Arthur fit tambouriner ses doigts sur le tableau de bord.

« Vous m’avez eu. Tout le monde l’a oubliée, sauf les quelques personnes qui se souviennent de Mick.

— Que savez-vous d’autre ? »

Arthur se tourna vers Slim.

« Je vous en ai assez dit, je crois. Et si vous me disiez ce que vous faites dans les rues de Carnwell à la recherche d’informations » ?

Slim envisagea de mentir au chef de la police. Après tout, s’il ouvrait une boîte de Pandore et que la police s’en mêlait, il ne serait probablement jamais payé. Finalement, il déclara :

« J’ai un client qui est obsédé par Joanna. J’essaie de savoir pourquoi.

— Quel genre d’obsession ?

— Une… euh, occulte.

— Êtes-vous un de ces chasseurs de fantômes loufoques ?

— Je ne l’étais pas jusqu’à il y a une semaine ou deux. »

Arthur grogna.

« Ce serait un bon début.
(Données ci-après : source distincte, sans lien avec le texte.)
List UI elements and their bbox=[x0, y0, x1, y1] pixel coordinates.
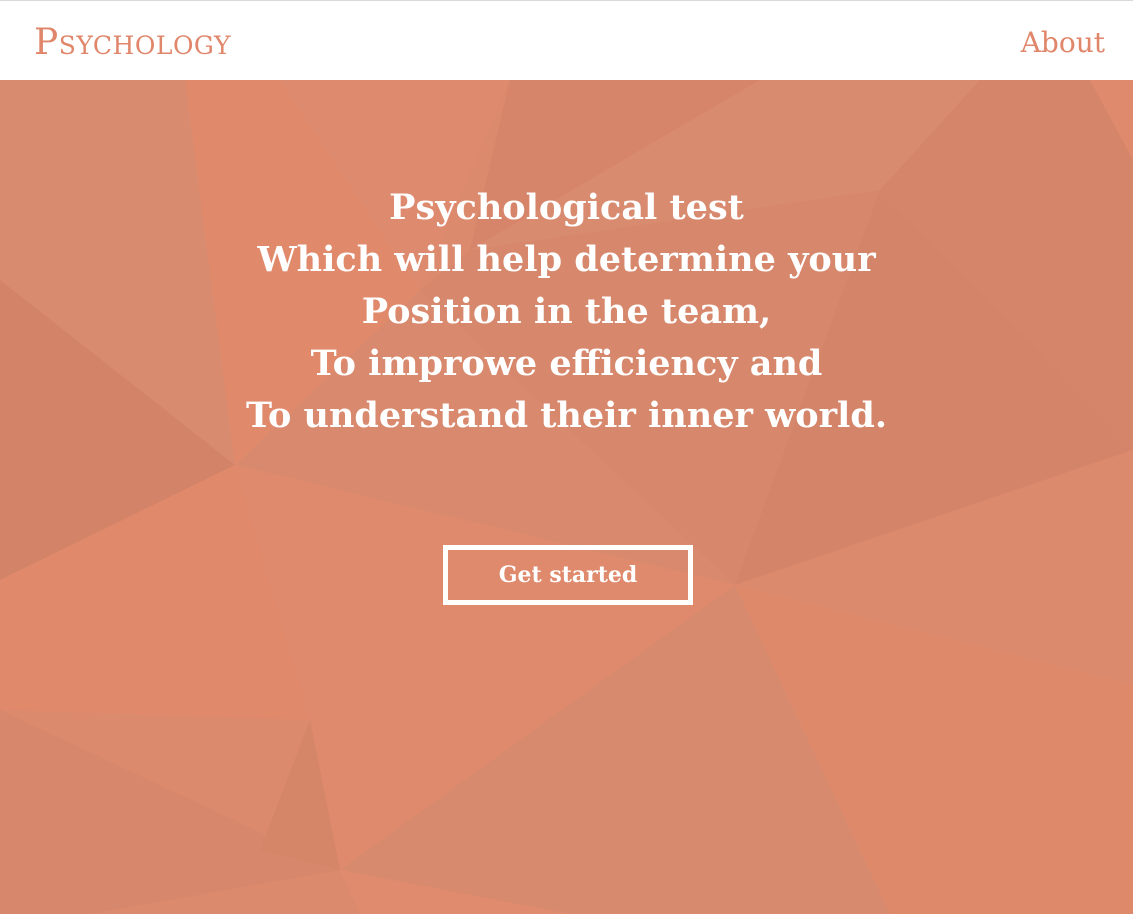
headline-line-2: Which will help determine your bbox=[257, 239, 876, 280]
hero-section: Psychological test Which will help deter… bbox=[0, 80, 1133, 914]
headline-line-4: To improwe efficiency and bbox=[310, 343, 823, 384]
headline-line-3: Position in the team, bbox=[361, 291, 772, 332]
nav-link-about[interactable]: About bbox=[1021, 23, 1105, 63]
page: Psychology About Psychological test Whic… bbox=[0, 0, 1133, 914]
top-navbar: Psychology About bbox=[0, 0, 1133, 80]
get-started-button[interactable]: Get started bbox=[443, 545, 693, 605]
headline-line-5: To understand their inner world. bbox=[245, 395, 888, 436]
headline-line-1: Psychological test bbox=[389, 187, 744, 228]
site-logo[interactable]: Psychology bbox=[34, 21, 231, 65]
hero-headline: Psychological test Which will help deter… bbox=[0, 182, 1133, 442]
Vous avez entendu parler de Becca Lees ? »

Slim fronça les sourcils, il fouillait sa mémoire récente. Le nom était apparu quelque part.

« Deuxième victime, déclara Arthur. Cinq ans après la première. 1992. Il y en a eu une troisième en 2000, mais nous y viendrons plus tard.

— Devrais-je prendre des notes ? »

Dans la pénombre, le geste d’Arthur aurait pu aussi bien être un signe de tête ou un haussement d’épaules.

« Je ne vous parle pas en ce moment, dit-il. Vous finirez par le découvrir par vous-même.

— Mais cela vous conviendrait si l’affaire Joanna Bramwell était… réchauffée un peu ?

— Mick était un bon ami », déclara Arthur.

Slim pressentit que l’affaire était close.

« Qu’est-ce que vous avez pour moi ?

— Becca Lees avait neuf ans, poursuivit Arthur. Trouvée dans les piscines du côté sud de la plage à marée basse.

— Noyée », dit Slim. Il se souvenait d’avoir lu toute l’histoire.

« Mort accidentelle. Pas une marque sur elle, ajouta Arthur. J’étais dans la première voiture présente sur les lieux. Je… » Slim entendit un bruit comme un sanglot étouffé.

« Je l’ai fait rouler pour la retourner.

— J’ai beaucoup entendu parler de ces marées, déclara Slim.

— C’était en octobre. À cette période de l’année. Une semaine à la moitié du trimestre, nous avons eu un orage et la plage était couverte de débris. La jeune Becca, selon sa mère, était descendue ramasser du bois à la dérive pour un projet artistique de son école. Je me souviens avoir fait la même chose une fois. Et elle a décidé de prendre un bain rapide, et s’est fait entraîner. Sa mère l’avait déposée sur le chemin de Carnwell. Elle est revenue une heure plus tard pour la récupérer, mais il était trop tard.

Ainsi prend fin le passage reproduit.